Paywall, https://www.sciencedirect.com/science/article/abs/pii/S0022399921000751
Introduction
Impairing functional somatic symptoms without explanatory physical pathological findings are common in adolescents with prevalence estimates of 4–10% depending on study population [1]. Suffering from functional somatic symptoms in adolescence often has high implications including school absenteeism, social withdrawal and low quality of life [2], with frequent comorbid anxiety and depression [3–5]. Furthermore, there is a considerable risk of continuity of symptoms into adulthood consequently leading to lower educational attainment and high healthcare costs [6–8].

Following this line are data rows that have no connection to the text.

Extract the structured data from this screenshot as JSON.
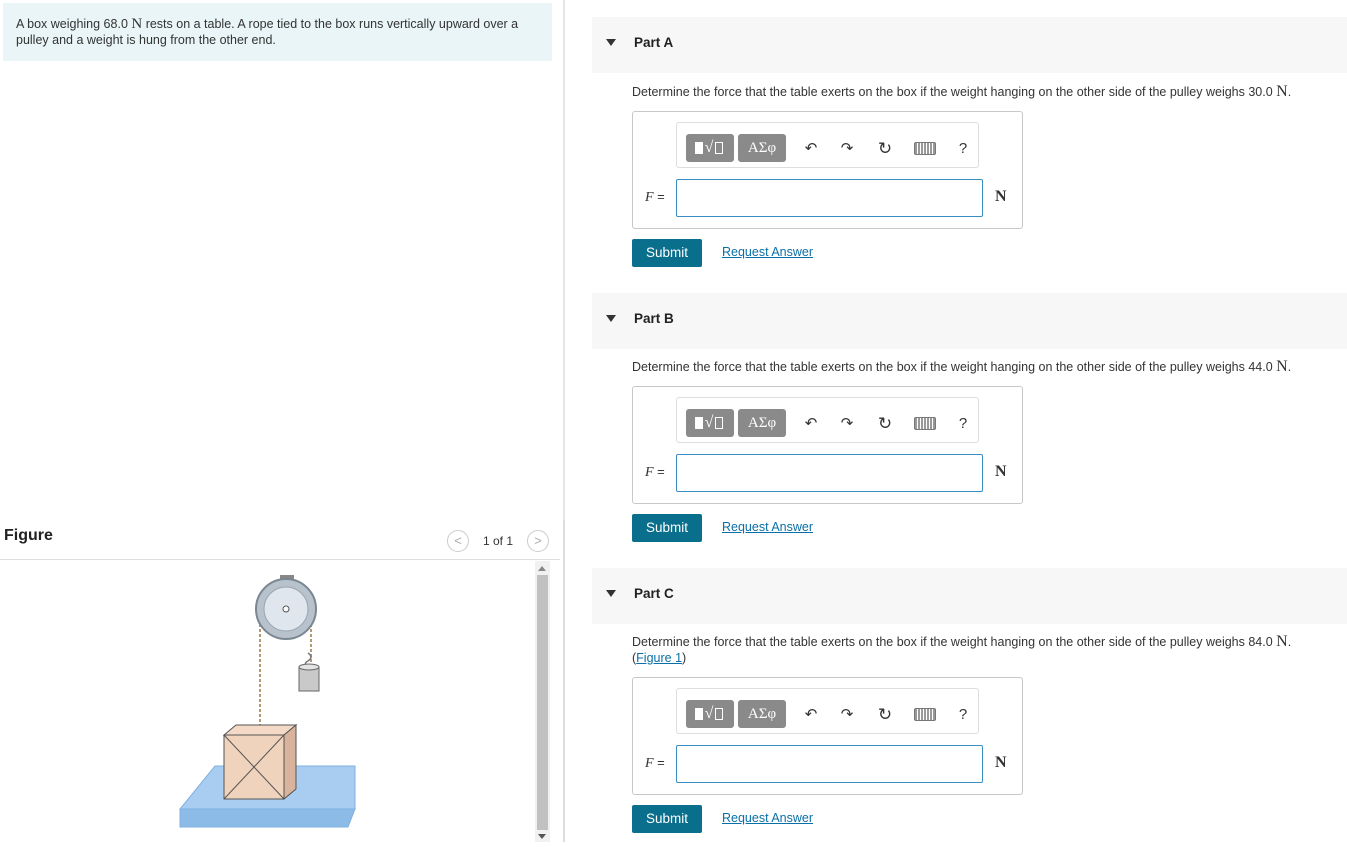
{
  "problem": {
    "text_before": "A box weighing 68.0 ",
    "unit": "N",
    "text_after": " rests on a table. A rope tied to the box runs vertically upward over a pulley and a weight is hung from the other end."
  },
  "figure": {
    "title": "Figure",
    "prev_icon": "chevron-left-icon",
    "next_icon": "chevron-right-icon",
    "prev_glyph": "<",
    "next_glyph": ">",
    "pager": "1 of 1"
  },
  "toolbar": {
    "templates_label": "√",
    "symbols_label": "ΑΣφ",
    "undo_glyph": "↶",
    "redo_glyph": "↷",
    "reset_glyph": "↻",
    "help_glyph": "?"
  },
  "parts": [
    {
      "title": "Part A",
      "question": "Determine the force that the table exerts on the box if the weight hanging on the other side of the pulley weighs 30.0 ",
      "question_unit": "N",
      "question_end": ".",
      "var_label": "F",
      "equals": " =",
      "input_value": "",
      "answer_unit": "N",
      "submit_label": "Submit",
      "request_label": "Request Answer"
    },
    {
      "title": "Part B",
      "question": "Determine the force that the table exerts on the box if the weight hanging on the other side of the pulley weighs 44.0 ",
      "question_unit": "N",
      "question_end": ".",
      "var_label": "F",
      "equals": " =",
      "input_value": "",
      "answer_unit": "N",
      "submit_label": "Submit",
      "request_label": "Request Answer"
    },
    {
      "title": "Part C",
      "question": "Determine the force that the table exerts on the box if the weight hanging on the other side of the pulley weighs 84.0 ",
      "question_unit": "N",
      "question_end": ".",
      "figure_link": "Figure 1",
      "var_label": "F",
      "equals": " =",
      "input_value": "",
      "answer_unit": "N",
      "submit_label": "Submit",
      "request_label": "Request Answer"
    }
  ]
}
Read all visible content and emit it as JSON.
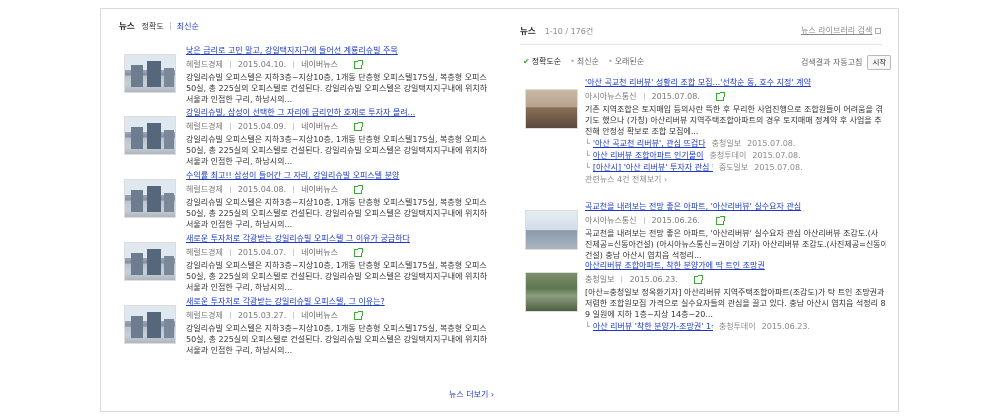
{
  "left": {
    "title": "뉴스",
    "sort_options": [
      "정확도",
      "최신순"
    ],
    "more": "뉴스 더보기 ›",
    "items": [
      {
        "headline": "낮은 금리로 고민 말고, 강일택지지구에 들어선 계룡리슈빌 주목",
        "source": "헤럴드경제",
        "date": "2015.04.10.",
        "portal": "네이버뉴스",
        "lines": [
          "강일리슈빌 오피스텔은 지하3층~지상10층, 1개동 단층형 오피스텔175실, 복층형 오피스텔",
          "50실, 총 225실의 오피스텔로 건설된다. 강일리슈빌 오피스텔은 강일택지지구내에 위치하여",
          "서울과 인접한 구리, 하남시의..."
        ]
      },
      {
        "headline": "강일리슈빌, 삼성이 선택한 그 자리에 금리인하 호재로 투자자 몰려...",
        "source": "헤럴드경제",
        "date": "2015.04.09.",
        "portal": "네이버뉴스",
        "lines": [
          "강일리슈빌 오피스텔은 지하3층~지상10층, 1개동 단층형 오피스텔175실, 복층형 오피스텔",
          "50실, 총 225실의 오피스텔로 건설된다. 강일리슈빌 오피스텔은 강일택지지구내에 위치하여",
          "서울과 인접한 구리, 하남시의..."
        ]
      },
      {
        "headline": "수익률 최고!! 삼성이 들어간 그 자리, 강일리슈빌 오피스텔 분양",
        "source": "헤럴드경제",
        "date": "2015.04.08.",
        "portal": "네이버뉴스",
        "lines": [
          "강일리슈빌 오피스텔은 지하3층~지상10층, 1개동 단층형 오피스텔175실, 복층형 오피스텔",
          "50실, 총 225실의 오피스텔로 건설된다. 강일리슈빌 오피스텔은 강일택지지구내에 위치하여",
          "서울과 인접한 구리, 하남시의..."
        ]
      },
      {
        "headline": "새로운 투자처로 각광받는 강일리슈빌 오피스텔 그 이유가 궁금하다",
        "source": "헤럴드경제",
        "date": "2015.04.07.",
        "portal": "네이버뉴스",
        "lines": [
          "강일리슈빌 오피스텔은 지하3층~지상10층, 1개동 단층형 오피스텔175실, 복층형 오피스텔",
          "50실, 총 225실의 오피스텔로 건설된다. 강일리슈빌 오피스텔은 강일택지지구내에 위치하여",
          "서울과 인접한 구리, 하남시의..."
        ]
      },
      {
        "headline": "새로운 투자처로 각광받는 강일리슈빌 오피스텔, 그 이유는?",
        "source": "헤럴드경제",
        "date": "2015.03.27.",
        "portal": "네이버뉴스",
        "lines": [
          "강일리슈빌 오피스텔은 지하3층~지상10층, 1개동 단층형 오피스텔175실, 복층형 오피스텔",
          "50실, 총 225실의 오피스텔로 건설된다. 강일리슈빌 오피스텔은 강일택지지구내에 위치하여",
          "서울과 인접한 구리, 하남시의..."
        ]
      }
    ]
  },
  "right": {
    "title": "뉴스",
    "count": "1-10 / 176건",
    "library": "뉴스 라이브러리 검색",
    "sort_options": [
      "정확도순",
      "최신순",
      "오래된순"
    ],
    "auto_label": "검색결과 자동고침",
    "start_label": "시작",
    "items": [
      {
        "headline": "'아산 곡교천 리버뷰' 성황리 조합 모집...'선착순 동, 호수 지정' 계약",
        "source": "아시아뉴스통신",
        "date": "2015.07.08.",
        "lines": [
          "기존 지역조합은 토지매입 등의사란 뜩한 후 무리한 사업진행으로 조합원들이 어려움을 겪",
          "기도 했으나 (가칭) 아산리버뷰 지역주택조합아파트의 경우 토지매매 정계약 후 사업을 추",
          "진해 안정성 확보로 조합 모집에..."
        ],
        "subs": [
          {
            "title": "'아산 곡교천 리버뷰', 관심 뜨겁다",
            "source": "충청일보",
            "date": "2015.07.08."
          },
          {
            "title": "아산 리버뷰 조합아파트 인기몰이",
            "source": "충청투데이",
            "date": "2015.07.08."
          },
          {
            "title": "[아산시] '아산 리버뷰' 투자자 관심 한...",
            "source": "중도일보",
            "date": "2015.07.08."
          }
        ],
        "related": "관련뉴스 4건 전체보기 ›"
      },
      {
        "headline": "곡교천을 내려보는 전망 좋은 아파트, '아산리버뷰' 실수요자 관심",
        "source": "아시아뉴스통신",
        "date": "2015.06.26.",
        "lines": [
          "곡교천을 내려보는 전망 좋은 아파트, '아산리버뷰' 실수요자 관심 아산리버뷰 조감도.(사",
          "진제공=신동아건설) (아시아뉴스통신=권이상 기자) 아산리버뷰 조감도.(사진제공=신동아",
          "건설) 충남 아산시 염치읍 석정리..."
        ],
        "subs": [],
        "related": ""
      },
      {
        "headline": "아산리버뷰 조합아파트, 착한 분양가에 딱 트인 조망권",
        "source": "충청일보",
        "date": "2015.06.23.",
        "lines": [
          "[아산=충청일보 정옥환기자] 아산리버뷰 지역주택조합아파트(조감도)가 탁 트인 조망권과",
          "저렴한 조합원모집 가격으로 실수요자들의 관심을 끌고 있다. 충남 아산시 염치읍 석정리 84",
          "9 일원에 지하 1층~지상 14층~20..."
        ],
        "subs": [
          {
            "title": "아산 리버뷰 '착한 분양가-조망권' 1석2조",
            "source": "충청투데이",
            "date": "2015.06.23."
          }
        ],
        "related": ""
      }
    ]
  }
}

A lack of international consensus on nomenclature for impairing functional somatic symptoms has entailed various diagnostic classifications including functional somatic syndromes (FSS) (e.g. fibromyalgia, irritable bowel syndrome, chronic fatigue (CFS) and idiopathic pain syndrome), somatoform disorders (ICD-10) and somatic symptom and related disorders (DSM-5). Generally, the diagnoses are based on adult descriptors and do not take developmental perspectives into account (e. g. higher prevalence of mono-symptomatic presentation in younger people) [1,9]. Furthermore, due to a large overlap in their symptomatology, there is an ongoing discussion as to whether the diagnostic concepts describe distinct entities or, rather, mirror medical subspecialisation [10,11]. This notion could also explain the findings in epidemiological studies in adults suggesting that FSS rarely occur in their pure form, i.e. without comorbidity with other FSS, even in the general population [12]. A recently introduced empirically supported diagnostic category of Bodily Distress Syndrome (BDS) encompasses the majority of FSS and somatoform disorders in adults [13,14]. The diagnosis describes four symptom groups (i.e. musculoskeletal, cardiopulmonary, gastrointestinal and general symptoms) and can be divided into a single- or multi-organ type dependent on number of symptom groups involved [15]. Although the diagnostic category of BDS is not empirically founded in youth, equivalent functional somatic symptom clusters have been reported based on factor analyses on data from youth-orientated questionnaires, i.e. clusters with pain, gastrointestinal symptoms, cardiopulmonary symptoms and general symptoms, respectively [16,17].
Symptom profiles in adult FSS suggest that patients experience the same symptoms as individuals in the general population but with higher prevalence and symptom load [15]. Furthermore, psychological characteristics of adult patients with FSS have been reported, including maladaptive illness perception such as monocausal symptom attribution and expectations of long symptom duration [18] and higher degree of illness worry [19]. In addition, the disruption of secure attachment (i.e. the ability to form ‘lasting psychological connectedness between human beings’ developed through the early interaction with caregivers [20]) has been proposed as both a vulnerability and maintaining factor for FSS through maladaptive emotion regulation and symptom coping and a more easily and strongly activated stress response [21–23]. Thus, in adults with FSS attachment insecurity has been associated with implications on illness-related behaviour including higher health care seeking [24–27].